Monday, April 19, 2010

Photographs from the past

I've made a habit in my homes of hanging photographs of family and friends in arrangements on the walls. I've had many different homes in my adulthood, since my daughter was born. Nine, to be exact. So I've had plenty of experience pulling the pictures out and rearranging them in a new space. And my family has changed dramatically over those years. I've been married and divorced and remarried. I've had to subtly change the composition of portraits to reflect this. Like every adult, I've also had to accommodate new nieces and nephews and, in the last year, a new baby in our nuclear family. Suffice it to say, I've pulled out the photographs and the frames and mattes more times than I choose to share, tried to thoughtfully and tastefully put together a collection, and selected locations in the house to hang them together.

The truth is, the last few years have been rough waters for establishing a household. When we got married almost five years ago, my husband and I lived in two different homes in two different states. In the midst of this arrangement, when we finally got it together to have most of our stuff together in his apartment and call that our permanent address, I was commuting over 500 miles to work for a year. During this time, a few, carefully selected photographs, ones of us and my daughter, got put on the wall for a couple years. But the rest of our family pictures got stored in boxes in the basement of his apartment. We moved into our current home 18 months ago, but within a month of moving, we discovered I was pregnant. High risk pregnancy, me working fulltime, finally taking medical leave, and a teenager in her first year of high school...it all led to a stalling of the settling into our new home.

At the end of July, we lost my father-in-law. Three weeks later, our daughter was born. All the while, we were taking photographs of family.

Recently, photographs have come back into my life. I don't mean digital images that I scroll through on my computer screen. I mean real, honest-to-goodness photographs. The kind you hold in your hands. The kind you find in your desk drawer years after you forgot it was even taken. The kind you write on the back of, so you make sure that years after you forgot it was even taken, you remember the whos, whats, whens, wheres, and whys. The kind you carefully frame and place in a coveted spot, so you feel good every time you see it. You get the idea. It clearly had been a void in my life of late and I was craving a physical connection with our loved ones near and far.

It started by getting ready for my daughter's 16th birthday. Her birthday was two months ago, in February. So in December, I decided I would put together a slideshow for her and show it at the party. Since I didn't own a digital camera until she was nine, I found myself on the bedroom floor with photo boxes and albums and hundreds and hundreds and hundreds of photographs lying in piles all around. I sorted and organized, and pared down my selections. Finally, after a couple days, I set to scanning all the photographs. 500 in all. When the whole project was done and we showed the collection at her party, I cried through the whole show.

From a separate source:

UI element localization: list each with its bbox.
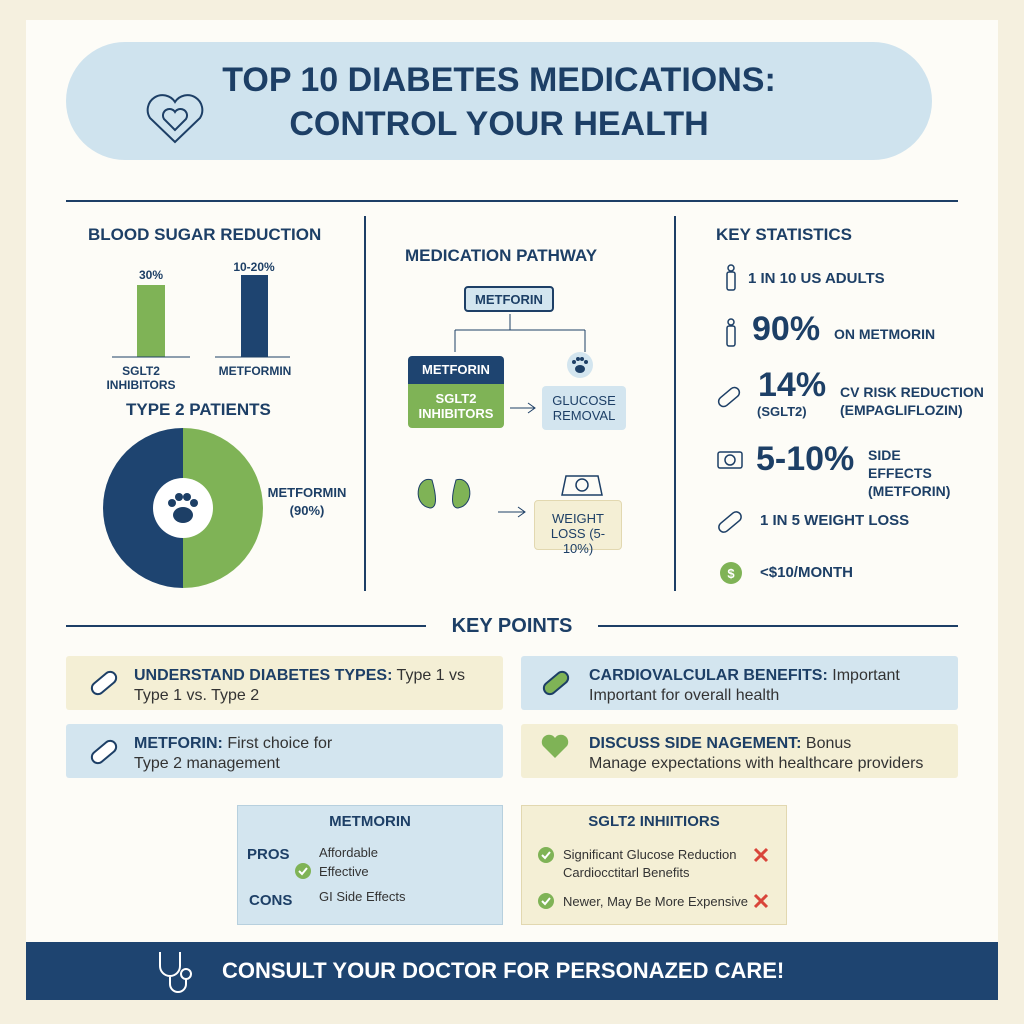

Of course, sorting through the old photos looking for good ones of my oldest daughter didn't stop there. I found photographs from high school and family vacations (both from childhood and from adulthood), snapshots taken while on school field trips and over camping trips with the church youth group, bachelorette parties and wedding parties and tea parties and on and on and on. A photograph of my grandfather's orange trees that he sent to me while I was in middle school. A few of my best friend who moved away, the ones she mailed to me to show me her new hair cut. One a boyfriend took of me on a hiking trip; the expression on my face says it all.

I'll admit, it's a bit overwhelming. That saying, "a picture is worth a thousand words," I've come to have a new appreciation for that. Being confronted with a visual record of the past bombards my memories with the reality of those moments. Our memories can be flawed and sentimental. Photographs tend to shed light on those flaws and bring back to life the actual moments you'd rather forget. In the midst of this, I added the following phrase to my facebook page: "Walking down memory lane and getting in touch with your past is really not all that rewarding as people may think. Live for today, I say." It was a way to remind myself that these memories, this past, it makes me who I am today. It makes our family something unique. Really, the only thing I can take away from the past is a reminder to live every moment in the here and now, because that's all that matters.

So this week I'm off to the craft store to find frames for the last remaining photographs of our family. I'll frame them and place them on the wall in another arrangement, just in time to share with friends when they visit for an afternoon party this Thursday. I'm sure my husband and I will spend some time talking during the party, explaining, "this is my sister-in-law Ana" and "this is a childhood picture of my grandfather" and "this was taken the day my husband moved to the United States." Through it all, I have to keep in mind that this moment, the one in which I am breathing air circling around me, this is the one that matters most.